We’ve all heard the admonitions about “workaholism”: how some people sacrifice not just fun, but also family life and even their own lives, by working insane hours when they don’t really have to.

And all of us also know people who work very long hours not because they’re workaholics, but because they don’t get paid nearly enough to work less while paying their bills.

But what about all the people whose work suffuses their whole lives–who never seem able to forget the demands of the job for a while–but who like their work and don’t altogether sacrifice other things?

A window into such lives is given us in this long and fascinating article by Ryan Avent, The Economist‘s senior economics editor and Free Exchange columnist.

At the beginning he notes:

“As a child, I wonderingly observed the hours my father worked. The stoical way he went off to the job, chin held high, seemed a beautiful, heroic embrace of personal suffering. The poor man! How few hours he left himself to rest on the couch, read or watch American football…

He has taken his time retiring, and I now realise how much he liked his work. I can remember the glowing terms in which his clients would tell me about the help he’d given them, as if he’d performed life-saving surgery on them. I also remember the way his voice changed when he received a call from a client when at home. Suddenly he spoke with a command and facility that I never heard at any other time, like a captive penguin released into open water, swimming in his element with natural ease.”

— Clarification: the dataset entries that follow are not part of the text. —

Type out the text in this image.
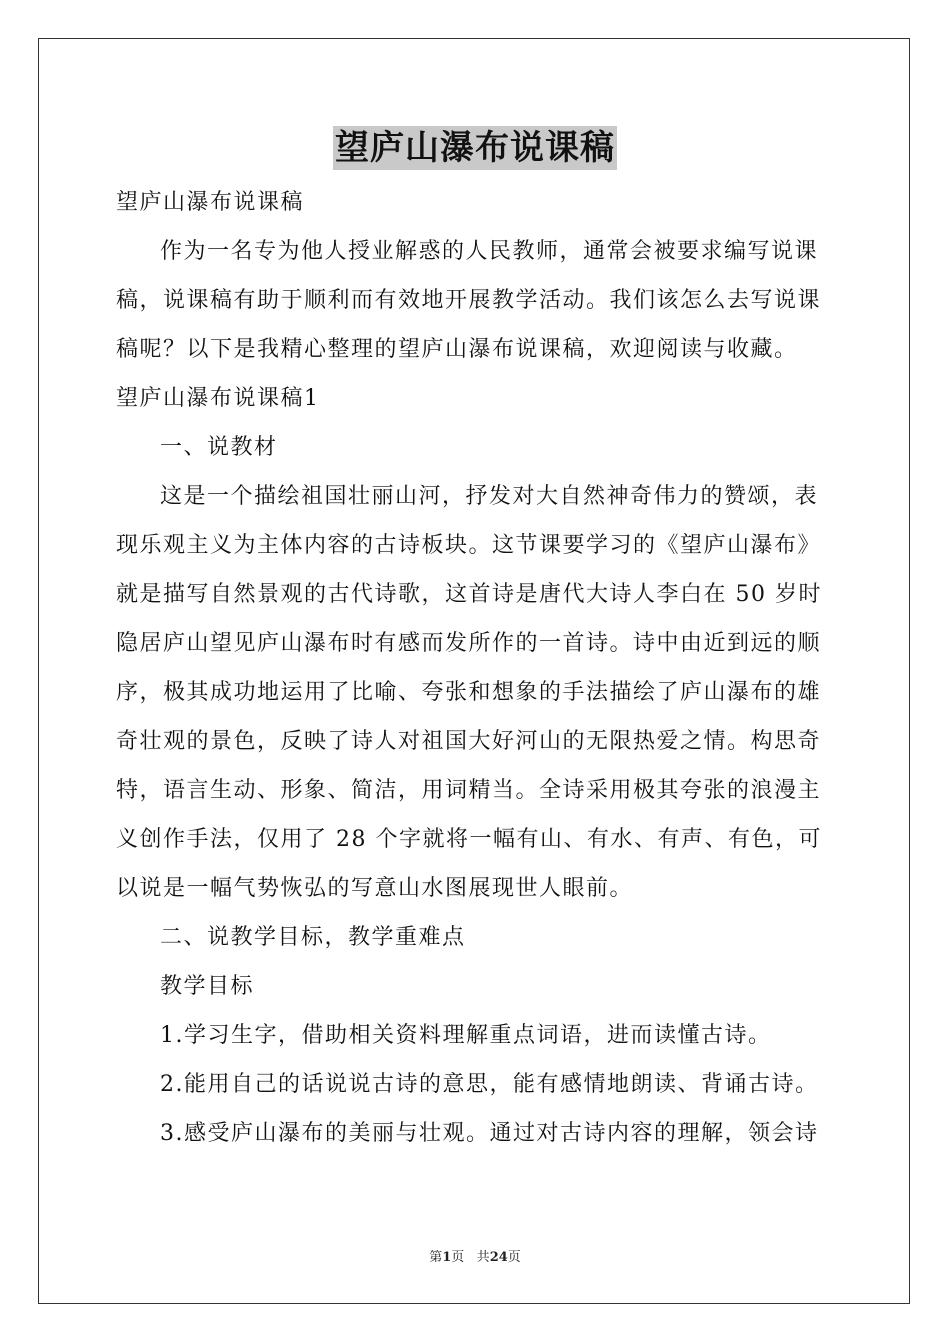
望庐山瀑布说课稿

望庐山瀑布说课稿

作为一名专为他人授业解惑的人民教师，通常会被要求编写说课

稿，说课稿有助于顺利而有效地开展教学活动。我们该怎么去写说课
稿呢？以下是我精心整理的望庐山瀑布说课稿，欢迎阅读与收藏。

望庐山瀑布说课稿1

一、说教材

这是一个描绘祖国壮丽山河，抒发对大自然神奇伟力的赞颂，表

现乐观主义为主体内容的古诗板块。这节课要学习的《望庐山瀑布》
就是描写自然景观的古代诗歌，这首诗是唐代大诗人李白在 50 岁时
隐居庐山望见庐山瀑布时有感而发所作的一首诗。诗中由近到远的顺
序，极其成功地运用了比喻、夸张和想象的手法描绘了庐山瀑布的雄
奇壮观的景色，反映了诗人对祖国大好河山的无限热爱之情。构思奇
特，语言生动、形象、简洁，用词精当。全诗采用极其夸张的浪漫主
义创作手法，仅用了 28 个字就将一幅有山、有水、有声、有色，可
以说是一幅气势恢弘的写意山水图展现世人眼前。

二、说教学目标，教学重难点

教学目标

1.学习生字，借助相关资料理解重点词语，进而读懂古诗。

2.能用自己的话说说古诗的意思，能有感情地朗读、背诵古诗。

3.感受庐山瀑布的美丽与壮观。通过对古诗内容的理解，领会诗

第1页 共24页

Now 37, Avent has in a way become his father:

“I get up at 5.30am and spend an hour or two at my desk at home. Once the children are up I join them for breakfast, then go to work as they head off to school. I can usually leave the office in time to join the family for dinner and put the children to bed. Then I can get a bit more done at home: writing, if there is a deadline looming, or reading, which is also part of the job. I work hard, doggedly, almost relentlessly. The joke, which I only now get, is that work is fun.”

Almost everybody Avent knows socially is like that. It’s what the upper-middle, professional classes have become, and must remain if they want to remain members of that class.

This seems to be part of why income inequality is increasing in America and Britain. If you make it into that class, you’re sitting pretty. If you don’t, you’re often just screwed. The “working” class is falling behind for a variety of reasons.

But there’s also a downside for the beneficiaries. Avent explains that your work becomes your identity as your participation in civic life suffers and friends become “friends of convenience.” If you fail badly for whatever reason, it’s as if your life is over, not just your job.

I know many people like that—some who are still successful, others who have been derailed. Is that the kind of person you want to be?